Это я знал прекрасно! От прессы есть только одно спасение – самому стать
репортером. Так я госпоже Донат и сказал.
– Может, вы это возьмете на себя? – с надеждой спросила она.
Вообще–то мне не следовало вмешиваться. В конце концов, не мой это мир, не
мой Израиль, пусть сами со своим Иисусом разбираются. Но, с другой
стороны...
– Хорошо, – согласился я. – Насколько я понимаю Принцип обмена, в тот
момент, когда Христос вернется на крест, ваш Иона Шекет вернется сюда?
– М–м... – протянула госпожа Донат. – Может, и вернется. Точнее, в нашем
времени появится некое материальное тело, масса которого будет в точности
равна массе Иисуса, и это может быть, в принципе, что угодно, в том числе
и Иона Шекет.
Надо вам сказать, Христос, каким его изображают христиане, производит
гораздо большее впечатление, чем оригинал – типичный меланхолик, тощий и
погруженный в раздумья. Со мной – точнее, с Ионой Шекетом этой Вселенной –
он уже был знаком и потому при моем появлении не высказал удивления.
– Хочу написать о вас в газете, – взял я быка за рога. – Иисус Христос в
нашем мире и все такое.
– Нет! – отшатнулся от меня бедняга. – Ни за что!
– Почему? – я сделал вид, что удивился.
– Не понимаешь? Никто, даже папа Римский, не поверит в то, что я –
настоящий.

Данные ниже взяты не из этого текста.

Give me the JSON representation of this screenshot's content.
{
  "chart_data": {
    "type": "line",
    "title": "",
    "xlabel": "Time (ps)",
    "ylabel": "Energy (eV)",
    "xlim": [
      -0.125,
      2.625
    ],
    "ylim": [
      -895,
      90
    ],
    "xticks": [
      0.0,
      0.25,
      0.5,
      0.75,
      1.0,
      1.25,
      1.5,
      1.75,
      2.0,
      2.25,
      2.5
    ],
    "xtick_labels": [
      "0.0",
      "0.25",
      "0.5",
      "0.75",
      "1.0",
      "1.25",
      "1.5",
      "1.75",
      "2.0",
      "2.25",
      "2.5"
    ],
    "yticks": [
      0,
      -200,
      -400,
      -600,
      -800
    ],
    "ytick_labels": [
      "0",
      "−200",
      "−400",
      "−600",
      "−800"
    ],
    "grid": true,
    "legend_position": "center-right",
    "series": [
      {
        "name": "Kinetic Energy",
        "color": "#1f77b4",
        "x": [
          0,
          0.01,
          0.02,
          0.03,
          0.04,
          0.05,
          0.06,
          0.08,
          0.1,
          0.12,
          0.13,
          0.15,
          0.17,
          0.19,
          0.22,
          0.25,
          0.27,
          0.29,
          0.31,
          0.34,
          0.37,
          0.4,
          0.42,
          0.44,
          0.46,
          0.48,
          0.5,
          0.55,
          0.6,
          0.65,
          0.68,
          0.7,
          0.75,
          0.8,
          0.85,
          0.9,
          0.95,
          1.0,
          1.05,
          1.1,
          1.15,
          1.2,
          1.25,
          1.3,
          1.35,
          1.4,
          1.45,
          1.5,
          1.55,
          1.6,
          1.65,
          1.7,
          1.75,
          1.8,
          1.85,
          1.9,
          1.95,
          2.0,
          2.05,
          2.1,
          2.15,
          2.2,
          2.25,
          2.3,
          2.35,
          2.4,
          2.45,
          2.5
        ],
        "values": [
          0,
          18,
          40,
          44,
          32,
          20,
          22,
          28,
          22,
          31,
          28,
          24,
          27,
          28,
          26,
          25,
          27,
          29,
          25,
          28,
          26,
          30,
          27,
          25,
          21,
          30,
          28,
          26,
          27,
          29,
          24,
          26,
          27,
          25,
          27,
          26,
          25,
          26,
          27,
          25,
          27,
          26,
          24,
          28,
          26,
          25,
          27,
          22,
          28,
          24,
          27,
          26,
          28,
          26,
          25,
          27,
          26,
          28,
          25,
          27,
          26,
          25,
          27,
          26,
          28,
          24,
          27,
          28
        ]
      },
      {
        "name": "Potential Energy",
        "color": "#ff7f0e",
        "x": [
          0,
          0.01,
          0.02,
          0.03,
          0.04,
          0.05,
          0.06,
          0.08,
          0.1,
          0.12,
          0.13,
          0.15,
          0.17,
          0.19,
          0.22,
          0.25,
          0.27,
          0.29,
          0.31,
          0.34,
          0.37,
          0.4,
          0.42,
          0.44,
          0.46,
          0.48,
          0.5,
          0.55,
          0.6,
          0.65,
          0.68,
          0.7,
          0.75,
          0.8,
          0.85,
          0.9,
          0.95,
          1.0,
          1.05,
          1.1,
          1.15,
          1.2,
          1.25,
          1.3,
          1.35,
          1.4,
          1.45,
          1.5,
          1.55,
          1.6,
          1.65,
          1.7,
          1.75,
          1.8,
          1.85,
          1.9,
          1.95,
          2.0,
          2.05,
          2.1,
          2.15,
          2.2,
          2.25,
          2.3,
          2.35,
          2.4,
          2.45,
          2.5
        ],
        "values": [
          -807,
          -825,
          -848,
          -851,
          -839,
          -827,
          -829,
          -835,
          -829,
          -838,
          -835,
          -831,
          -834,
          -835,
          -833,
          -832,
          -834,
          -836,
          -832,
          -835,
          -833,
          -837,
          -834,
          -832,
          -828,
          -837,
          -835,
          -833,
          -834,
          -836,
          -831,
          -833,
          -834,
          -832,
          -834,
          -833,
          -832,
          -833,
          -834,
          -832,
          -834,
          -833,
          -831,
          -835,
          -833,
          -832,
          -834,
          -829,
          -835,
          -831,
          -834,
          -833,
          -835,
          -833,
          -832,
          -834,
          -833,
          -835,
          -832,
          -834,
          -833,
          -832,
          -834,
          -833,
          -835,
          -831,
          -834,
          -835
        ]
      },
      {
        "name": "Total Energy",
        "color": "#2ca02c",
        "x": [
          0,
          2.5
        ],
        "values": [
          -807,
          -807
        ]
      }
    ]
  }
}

Скажут – самозванец.
– Покажи пару чудес, – предложил я, – и поверят как миленькие.
Христос посмотрел на меня как на сумасшедшего, и я прекрасно понял, что он
хотел сказать: никаких чудес от отродясь не демонстрировал, и все, что
написали потом в Евангелиях ученики, было, видимо, плодом их горячей
фантазии.
– Есть возможность эти чудеса совершить, – сказал я, и в глазах Иисуса
загорелся огонек интереса.
– Отправишься назад, в первый век... Да не дергайся, сначала послушай.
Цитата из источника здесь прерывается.